The most prominent theme in the poem is the immigrant’s story. The speaker (speaking as a collective “we” and addressing an audience of other immigrants) stands at the crux of two worlds. However, because they’ve arrived in a new world where costumes and cultures are different, they implore themself (and other immigrants) to keep their past, the customs of their country of origin, and what went on there (“war or abandonment,” [Line 22]) a secret. Themes of immigration often discuss topics such as homesickness, loss, alienation, and coping as the immigrant seeks and tries to fit into the new country’s social circles and cultural customs. In “The Immigrant’s Song,” all these aspects of what it means to be an immigrant are apparent. There is silencing (“Let us not speak,” [Line 1]), erasure (“Let us not remember,” [Line 15]), and even denial (“Let us not name our old friends [...] in the forests of the dead,” [Lines 23-25]). To fit in, immigrants tend to turn their back on where they came from (particularly if they came from a place of violence, genocide, or war); instead, they try to look forward.
However, there is still a part of them that is always left in the past. A part of the immigrant always remains in their homeland, where certain customs were followed (“our mothers’ headscarves,” [Line 3]). This is one of the reasons Doshi’s speaker concludes the poem with a return to the memories of the immigrant’s country. No matter how hard one might try to assimilate, the memories still return (in this case, when friends in the new country ask to hear about it: “‘Tell us about it,’” they might ask,” [Line 31]).
Doshi named her poem “The Immigrant’s Song.” Song is evident in the way Doshi composes the poem. By using anaphora and repetition (“Let us not,” (Line 1); “Let us,” [Line 27]), Doshi establishes an incantatory voice. Incantation, often used in song, refers to a series of words that are sung or spoken during a ceremony or ritual. Therefore, Doshi’s poem resembles a song through repetition and through stacking these repeated, incantatory phrases on top of one another. More so, song is another, archaic word for poem or poetry. However, by titling this “The Immigrant’s Song” as opposed to “The Immigrant’s Poem,” Doshi creates a sense of music that carries with it deeper feelings of reflection, lamentation, and sorrow.
Song also bridges into story. Stemming from an oral tradition, poetry or songs were sung by bards; they were long-winded stories or tales. Therefore, by calling this poem a song, Doshi unravels the immigrant’s tale. The poem (or song) begins in the immigrant's homeland, detailing pleasant, sensory memories (coffee beans, tree leaves), but the poem is rocked by one harrowing, negative memory: “Let us not speak of the men, / stolen from their beds at night” (Lines 11-12). The poem follows the immigrants’ journey to the new country, explores feelings of confusion as they try to fit into the new world, until finally the poem returns to the smell of coffee, “the dusty street” (Line 34), and the memories that they would not let themself willingly remember nor celebrate. “The Immigrant’s Song” sings a loose narrative but it also gives the immigrant a voice to lament what they’ve had to leave behind and what they’ve lost simply by being an immigrant.

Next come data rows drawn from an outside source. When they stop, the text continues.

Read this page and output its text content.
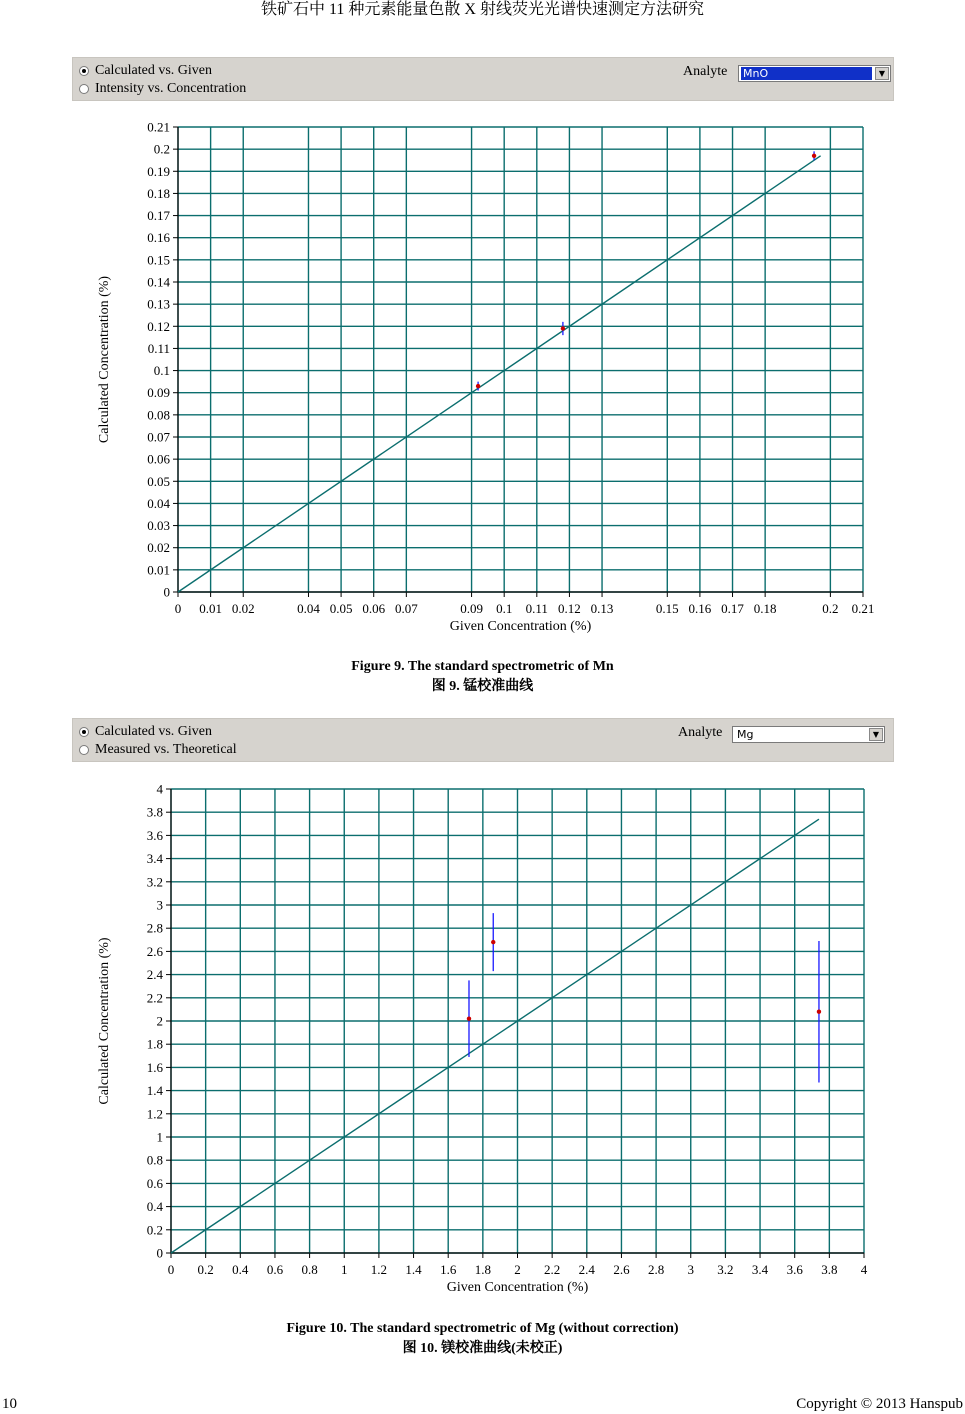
铁矿石中 11 种元素能量色散 X 射线荧光光谱快速测定方法研究
Calculated vs. Given
Intensity vs. Concentration
Analyte MnO	▼
0 0.01 0.02	0.04 0.05 0.06 0.07	0.09 0.1 0.11 0.12 0.13	0.15 0.16 0.17 0.18	0.2 0.21
0
0.01
0.02
0.03
0.04
0.05
0.06
0.07
0.08
0.09
0.1
0.11
0.12
0.13
0.14
0.15
0.16
0.17
0.18
0.19
0.2
0.21
Given Concentration (%)
Calculated Concentration (%)
Figure 9. The standard spectrometric of Mn
图 9. 锰校准曲线
Calculated vs. Given
Measured vs. Theoretical
Analyte Mg	▼
0 0.2 0.4 0.6 0.8 1 1.2 1.4 1.6 1.8 2 2.2 2.4 2.6 2.8 3 3.2 3.4 3.6 3.8 4
0
0.2
0.4
0.6
0.8
1
1.2
1.4
1.6
1.8
2
2.2
2.4
2.6
2.8
3
3.2
3.4
3.6
3.8
4
Given Concentration (%)
Calculated Concentration (%)
Figure 10. The standard spectrometric of Mg (without correction)
图 10. 镁校准曲线(未校正)
10	Copyright © 2013 Hanspub
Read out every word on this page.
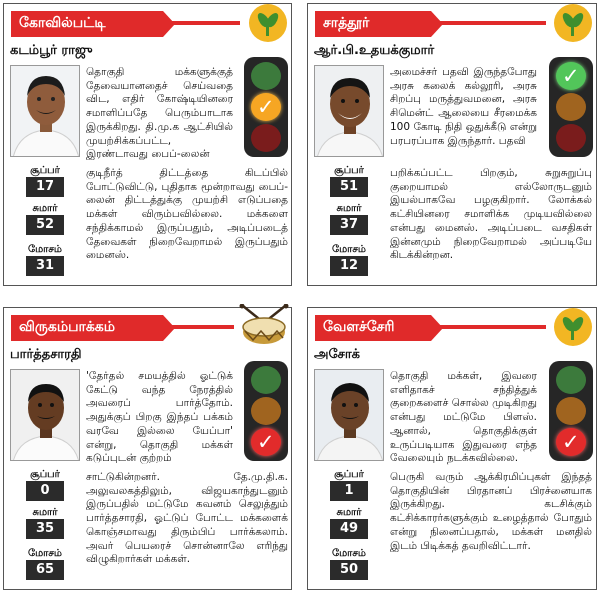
கோவில்பட்டி
கடம்பூர் ராஜு
சூப்பர்
17
சுமார்
52
மோசம்
31
தொகுதி மக்களுக்குத் தேவையானதைச் செய்வதை விட, எதிர் கோஷ்டியினரை சமாளிப்பதே பெரும்பாடாக இருக்கிறது. தி.மு.க ஆட்சியில் முயற்சிக்கப்பட்ட, இரண்டாவது பைப்-லைன்
குடிநீர்த் திட்டத்தை கிடப்பில் போட்டுவிட்டு, புதிதாக மூன்றாவது பைப்-லைன் திட்டத்துக்கு முயற்சி எடுப்பதை மக்கள் விரும்பவில்லை. மக்களை சந்திக்காமல் இருப்பதும், அடிப்படைத் தேவைகள் நிறைவேறாமல் இருப்பதும் மைனஸ்.
✓
சாத்தூர்
ஆர்.பி.உதயக்குமார்
சூப்பர்
51
சுமார்
37
மோசம்
12
அமைச்சர் பதவி இருந்தபோது அரசு கலைக் கல்லூரி, அரசு சிறப்பு மருத்துவமனை, அரசு சிமென்ட் ஆலையை சீரமைக்க 100 கோடி நிதி ஒதுக்கீடு என்று பரபரப்பாக இருந்தார். பதவி
பறிக்கப்பட்ட பிறகும், சுறுசுறுப்பு குறையாமல் எல்லோருடனும் இயல்பாகவே பழகுகிறார். லோக்கல் கட்சியினரை சமாளிக்க முடியவில்லை என்பது மைனஸ். அடிப்படை வசதிகள் இன்னமும் நிறைவேறாமல் அப்படியே கிடக்கின்றன.
✓
விருகம்பாக்கம்
பார்த்தசாரதி
சூப்பர்
0
சுமார்
35
மோசம்
65
'தேர்தல் சமயத்தில் ஓட்டுக் கேட்டு வந்த நேரத்தில் அவரைப் பார்த்தோம். அதுக்குப் பிறகு இந்தப் பக்கம் வரவே இல்லை யேப்பா' என்று, தொகுதி மக்கள் கடுப்புடன் குற்றம்
சாட்டுகின்றனர். தே.மு.தி.க. அலுவலகத்திலும், விஜயகாந்துடனும் இருப்பதில் மட்டுமே கவனம் செலுத்தும் பார்த்தசாரதி, ஓட்டுப் போட்ட மக்களைக் கொஞ்சமாவது திரும்பிப் பார்க்கலாம். அவர் பெயரைச் சொன்னாலே எரிந்து விழுகிறார்கள் மக்கள்.
✓
வேளச்சேரி
அசோக்
சூப்பர்
1
சுமார்
49
மோசம்
50
தொகுதி மக்கள், இவரை எளிதாகச் சந்தித்துக் குறைகளைச் சொல்ல முடிகிறது என்பது மட்டுமே பிளஸ். ஆனால், தொகுதிக்குள் உருப்படியாக இதுவரை எந்த வேலையும் நடக்கவில்லை.
பெருகி வரும் ஆக்கிரமிப்புகள் இந்தத் தொகுதியின் பிரதானப் பிரச்னையாக இருக்கிறது. கடசிக்கும் கட்சிக்காரர்களுக்கும் உழைத்தால் போதும் என்று நினைப்பதால், மக்கள் மனதில் இடம் பிடிக்கத் தவறிவிட்டார்.
✓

The theme of disappearance in “The Immigrant’s Song” functions on multiple levels. First, there is the mysterious disappearance of the men in Line 14. This is a pivotal moment in the poem both narratively and formally; the poem literally breaks into two on the word “disappeared” (Line 14), which is also offset by italics. By giving this one word its own line, Doshi calls attention to it in a unique and haunting way. Although Doshi’s speaker does not share why the men were “stolen from their beds at night” (Line 12)—and perhaps the speaker does not know—this concept of vanishing is monumental; it likely drove the speaker and their family to leave the country because the country was becoming unsafe.
However, the theme of disappearance extends farther than the narrative of the men. By emigrating from their country to a new country, the speaker also “disappeared.” They could no longer be found in their homeland. What’s more, in the new country, due to the need to silence their past, the speaker’s memories begin to “disappear” as they decide “Instead, let us speak of our lives now — / the gates and bridges and stores” (Lines 16-17). The speaker decides, partway through the poem, to erase the past from their mind as they try to engage with their “new brothers” (Line 20) in fun, celebratory ways, rather than “burden them with stories / of war or abandonment” (Lines 21-22). However, their memories (and their past) are never completely erased (and they do return in the final movement of the poem beginning with Line 31); however, the theme of disappearance, beginning with the mention of the vanishing men, deeply runs throughout this poem.